Industrie française : les investissements se multiplient, Sanofi et Urgo en tête, selon le ministre
Le ministre de l'Industrie, Sébastien Martin, affirme que les investissements industriels en France se poursuivent malgré les turbulences. Le sommet Choose France – Édition France dévoilera de nouvelles annonces d'implantations et d'extensions le 17 novembre à Paris.

« Oui, l’industrie française traverse des turbulences », a reconnu Sébastien Martin, selon La Tribune Dimanche.
Lundi 17 novembre, la première édition de Choose France Édition France réunit à la Maison de la Chimie, à Paris, l’écosystème industriel tricolore autour d’annonces d’implantations et d’extensions. Le Premier ministre doit détailler la liste des projets, des tables rondes sont prévues avec plusieurs ministres, avant un dîner à l’Élysée avec le chef de l’État. Reste à savoir où vont les capitaux, et à quelles conditions.
Choose France Édition France : les perspectives d’investissement selon Sébastien Martin
« Au contraire : les investissements continuent, les implantations industrielles se multiplient, et le solde reste positif », a-t-il assuré. Le ministre fixe un cap de réindustrialisation porté par la souveraineté et la compétitivité, avec un message assumé sur la préférence européenne dans les chaînes de valeur. « Ce sommet illustre notre ambition de faire de la France une nation pleinement souveraine, compétitive et industrielle », a-t-il souligné.
La méthode est locale et opérationnelle. « Ma méthode sera de faire avec les territoires », a-t-il posé. « Nous allons relancer une dynamique de sites industriels clés en main, de vrais sites où l’industriel n’a plus que le permis de construire et son ICPE [installations classées pour la protection de l’environnement] à déposer », a-t-il précisé. Côté leviers budgétaires, cap sur la CVAE dont la suppression suit sa trajectoire d’ici 2028, volonté de prolonger le crédit d’impôt pour l’industrie verte et soutien renforcé à la décarbonation pour donner de la visibilité aux entreprises jusqu’en 2027.
Sanofi, Urgo, ArcelorMittal : projets, chiffres et conditions
Des exemples concrets jalonnent la feuille de route. « D’ici à fin 2026, Sanofi va poursuivre des projets d’envergure dans plusieurs territoires pour moderniser son outil industriel à hauteur de 700 millions d’euros et développer de nouveaux équipements dans l’intelligence artificielle pour 300 millions d’euros« , a-t-il détaillé. « Au sein de son site du Trait [Seine-Maritime], Sanofi a récemment investi 48 millions d’euros afin de poursuivre la modernisation et la transformation de son outil industriel avec un nouveau bâtiment consacré aux biotechnologies », a-t-il ajouté.

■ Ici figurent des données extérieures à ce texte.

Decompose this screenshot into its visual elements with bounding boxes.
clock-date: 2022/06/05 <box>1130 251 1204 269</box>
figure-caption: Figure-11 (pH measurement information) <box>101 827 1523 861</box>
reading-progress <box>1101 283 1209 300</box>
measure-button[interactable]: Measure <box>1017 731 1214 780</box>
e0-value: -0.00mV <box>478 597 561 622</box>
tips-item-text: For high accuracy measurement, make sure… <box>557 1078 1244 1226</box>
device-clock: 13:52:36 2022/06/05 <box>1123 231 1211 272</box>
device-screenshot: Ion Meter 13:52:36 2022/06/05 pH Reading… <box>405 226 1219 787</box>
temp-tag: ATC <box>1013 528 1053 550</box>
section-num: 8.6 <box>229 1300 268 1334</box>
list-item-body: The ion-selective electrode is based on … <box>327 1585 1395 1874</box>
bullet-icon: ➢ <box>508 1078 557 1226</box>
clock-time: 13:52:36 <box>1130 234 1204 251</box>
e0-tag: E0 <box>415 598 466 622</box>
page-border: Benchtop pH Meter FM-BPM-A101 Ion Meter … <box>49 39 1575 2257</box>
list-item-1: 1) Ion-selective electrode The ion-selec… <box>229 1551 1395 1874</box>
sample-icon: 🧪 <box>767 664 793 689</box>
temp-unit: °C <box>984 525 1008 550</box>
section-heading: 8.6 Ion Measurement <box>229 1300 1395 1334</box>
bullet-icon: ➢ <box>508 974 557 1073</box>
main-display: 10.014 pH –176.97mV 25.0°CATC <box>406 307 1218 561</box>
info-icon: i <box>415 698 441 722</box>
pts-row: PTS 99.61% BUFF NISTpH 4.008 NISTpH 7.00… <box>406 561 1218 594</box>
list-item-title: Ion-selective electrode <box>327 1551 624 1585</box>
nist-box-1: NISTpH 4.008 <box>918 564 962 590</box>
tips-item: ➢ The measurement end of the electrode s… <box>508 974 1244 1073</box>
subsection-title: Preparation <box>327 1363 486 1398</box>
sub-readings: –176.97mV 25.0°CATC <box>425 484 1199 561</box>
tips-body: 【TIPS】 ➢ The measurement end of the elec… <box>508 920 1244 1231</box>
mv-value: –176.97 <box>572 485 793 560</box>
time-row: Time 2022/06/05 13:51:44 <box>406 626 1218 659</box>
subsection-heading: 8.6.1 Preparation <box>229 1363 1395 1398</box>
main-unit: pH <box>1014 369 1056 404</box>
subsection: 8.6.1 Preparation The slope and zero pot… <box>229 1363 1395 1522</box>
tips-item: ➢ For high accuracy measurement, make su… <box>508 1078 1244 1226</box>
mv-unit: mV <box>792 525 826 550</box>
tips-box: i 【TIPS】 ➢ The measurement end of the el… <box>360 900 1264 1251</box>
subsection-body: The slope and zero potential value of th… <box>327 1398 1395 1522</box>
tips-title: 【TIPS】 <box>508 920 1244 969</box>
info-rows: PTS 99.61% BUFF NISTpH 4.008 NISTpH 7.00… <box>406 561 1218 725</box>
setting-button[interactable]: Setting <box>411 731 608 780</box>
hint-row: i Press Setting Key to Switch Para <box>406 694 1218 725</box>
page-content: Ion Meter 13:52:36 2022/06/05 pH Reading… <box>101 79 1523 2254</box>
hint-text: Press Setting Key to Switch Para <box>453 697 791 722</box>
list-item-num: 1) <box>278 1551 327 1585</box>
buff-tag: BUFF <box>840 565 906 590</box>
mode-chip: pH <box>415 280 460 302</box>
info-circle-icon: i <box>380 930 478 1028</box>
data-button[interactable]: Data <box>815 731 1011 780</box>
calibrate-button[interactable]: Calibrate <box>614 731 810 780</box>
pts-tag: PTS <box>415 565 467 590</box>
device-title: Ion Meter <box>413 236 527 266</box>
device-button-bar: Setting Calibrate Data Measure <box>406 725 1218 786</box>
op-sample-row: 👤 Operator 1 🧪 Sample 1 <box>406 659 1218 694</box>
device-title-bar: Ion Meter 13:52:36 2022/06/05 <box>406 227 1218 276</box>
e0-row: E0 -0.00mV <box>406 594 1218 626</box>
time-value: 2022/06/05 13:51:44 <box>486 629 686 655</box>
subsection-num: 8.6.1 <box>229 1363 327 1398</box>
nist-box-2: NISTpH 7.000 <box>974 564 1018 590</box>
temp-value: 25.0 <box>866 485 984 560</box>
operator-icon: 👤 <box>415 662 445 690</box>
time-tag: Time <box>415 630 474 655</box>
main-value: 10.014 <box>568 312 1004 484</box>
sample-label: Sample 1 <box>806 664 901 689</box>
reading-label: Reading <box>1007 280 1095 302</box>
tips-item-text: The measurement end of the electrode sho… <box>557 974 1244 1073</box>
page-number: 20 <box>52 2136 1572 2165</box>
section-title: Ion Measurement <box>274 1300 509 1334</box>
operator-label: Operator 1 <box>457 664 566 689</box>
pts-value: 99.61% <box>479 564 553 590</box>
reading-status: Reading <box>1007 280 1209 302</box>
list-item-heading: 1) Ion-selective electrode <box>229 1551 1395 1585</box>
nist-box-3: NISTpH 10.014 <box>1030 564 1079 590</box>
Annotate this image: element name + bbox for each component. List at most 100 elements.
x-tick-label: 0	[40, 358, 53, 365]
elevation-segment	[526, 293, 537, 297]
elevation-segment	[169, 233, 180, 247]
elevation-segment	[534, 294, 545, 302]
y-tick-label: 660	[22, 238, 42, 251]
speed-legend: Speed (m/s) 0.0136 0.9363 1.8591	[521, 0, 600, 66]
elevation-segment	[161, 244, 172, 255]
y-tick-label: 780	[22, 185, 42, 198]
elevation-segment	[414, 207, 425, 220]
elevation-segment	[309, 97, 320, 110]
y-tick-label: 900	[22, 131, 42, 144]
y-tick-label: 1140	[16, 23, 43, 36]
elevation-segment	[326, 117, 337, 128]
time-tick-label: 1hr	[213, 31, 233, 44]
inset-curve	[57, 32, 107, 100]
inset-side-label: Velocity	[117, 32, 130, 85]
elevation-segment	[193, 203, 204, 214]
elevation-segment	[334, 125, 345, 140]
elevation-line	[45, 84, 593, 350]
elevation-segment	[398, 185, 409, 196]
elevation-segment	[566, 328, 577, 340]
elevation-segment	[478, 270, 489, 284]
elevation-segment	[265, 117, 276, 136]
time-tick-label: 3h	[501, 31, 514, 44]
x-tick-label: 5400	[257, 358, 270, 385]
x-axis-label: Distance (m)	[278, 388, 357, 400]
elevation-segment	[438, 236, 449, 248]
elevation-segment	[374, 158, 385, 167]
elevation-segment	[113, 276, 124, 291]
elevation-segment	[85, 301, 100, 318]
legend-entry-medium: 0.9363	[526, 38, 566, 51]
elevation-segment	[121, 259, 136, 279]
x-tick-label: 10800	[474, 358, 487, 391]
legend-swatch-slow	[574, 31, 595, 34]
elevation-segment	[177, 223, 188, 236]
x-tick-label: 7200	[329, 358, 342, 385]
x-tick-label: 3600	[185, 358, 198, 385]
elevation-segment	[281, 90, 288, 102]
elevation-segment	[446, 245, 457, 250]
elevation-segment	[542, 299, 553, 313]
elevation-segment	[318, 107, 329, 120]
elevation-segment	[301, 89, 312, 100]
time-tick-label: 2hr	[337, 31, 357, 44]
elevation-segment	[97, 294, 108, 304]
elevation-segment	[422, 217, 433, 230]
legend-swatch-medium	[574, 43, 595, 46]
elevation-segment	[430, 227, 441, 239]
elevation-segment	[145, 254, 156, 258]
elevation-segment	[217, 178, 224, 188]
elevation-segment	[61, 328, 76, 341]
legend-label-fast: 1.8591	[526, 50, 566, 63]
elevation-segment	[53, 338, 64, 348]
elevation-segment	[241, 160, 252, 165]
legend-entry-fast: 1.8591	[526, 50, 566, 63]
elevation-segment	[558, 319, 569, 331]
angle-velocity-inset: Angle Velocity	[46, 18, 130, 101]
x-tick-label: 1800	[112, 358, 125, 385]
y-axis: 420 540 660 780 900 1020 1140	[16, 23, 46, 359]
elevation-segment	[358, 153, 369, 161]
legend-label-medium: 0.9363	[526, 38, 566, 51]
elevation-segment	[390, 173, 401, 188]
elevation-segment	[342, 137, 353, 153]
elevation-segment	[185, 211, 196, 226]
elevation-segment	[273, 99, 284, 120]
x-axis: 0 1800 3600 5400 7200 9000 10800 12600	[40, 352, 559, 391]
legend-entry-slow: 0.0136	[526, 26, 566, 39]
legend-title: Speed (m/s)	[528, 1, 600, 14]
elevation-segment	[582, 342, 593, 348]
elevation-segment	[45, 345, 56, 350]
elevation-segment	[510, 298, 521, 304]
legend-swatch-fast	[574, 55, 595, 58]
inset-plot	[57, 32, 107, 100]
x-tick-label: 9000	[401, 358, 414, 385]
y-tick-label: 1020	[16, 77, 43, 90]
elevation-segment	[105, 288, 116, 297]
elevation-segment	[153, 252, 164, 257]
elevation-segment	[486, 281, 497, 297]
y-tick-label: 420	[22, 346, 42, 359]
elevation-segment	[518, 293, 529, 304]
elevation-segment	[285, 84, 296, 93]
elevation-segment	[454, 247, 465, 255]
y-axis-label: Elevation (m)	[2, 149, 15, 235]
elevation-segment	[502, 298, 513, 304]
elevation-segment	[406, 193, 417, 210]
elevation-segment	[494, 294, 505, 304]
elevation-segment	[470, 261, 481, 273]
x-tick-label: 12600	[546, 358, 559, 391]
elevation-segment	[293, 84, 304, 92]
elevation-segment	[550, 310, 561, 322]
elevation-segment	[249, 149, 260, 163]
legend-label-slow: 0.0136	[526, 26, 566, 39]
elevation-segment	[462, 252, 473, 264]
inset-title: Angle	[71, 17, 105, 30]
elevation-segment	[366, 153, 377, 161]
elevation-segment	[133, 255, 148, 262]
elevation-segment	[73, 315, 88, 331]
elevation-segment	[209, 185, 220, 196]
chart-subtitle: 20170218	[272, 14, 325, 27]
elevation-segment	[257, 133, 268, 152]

Le mouvement s’illustre aussi chez Urgo : « Urgo a aussi annoncé un investissement de 60 millions d’euros pour la construction de son cinquième site industriel français, à Andrézieux-Bouthéon [Loire], qui permettra de créer 200 emplois directs et 115 emplois indirects », a indiqué le ministre. Sur l’acier, « Ce grand industriel continue à faire le choix de la France », a-t-il dit à propos d’ArcelorMittal, tout en fixant deux prérequis pour son projet à Dunkerque : « la clause de sauvegarde doit être transposée après avoir été présentée, et le mécanisme d’ajustement carbone aux frontières (MACF) doit aussi être ajusté », a-t-il précisé. « J’ai bon espoir que tout cela se dénoue d’ici à la fin de l’année », a-t-il ajouté. Côté automobile, l’échéance 2035 reste un signal pour l’électrique, « mais nous sommes ouverts à des flexibilités », a-t-il expliqué, en défendant des pièces et sous-traitants européens. « Nous sommes ouverts aux capitaux étrangers. Dans le même temps, nous avons multiplié par quatre le nombre de contrôles des investissements directs étrangers », a-t-il rappelé. Quant à Lauak, « l’opération est examinée par Bercy ». Aujourdhui, la ligne est claire : protéger l’appareil productif et accélérer les projets sur le terrain.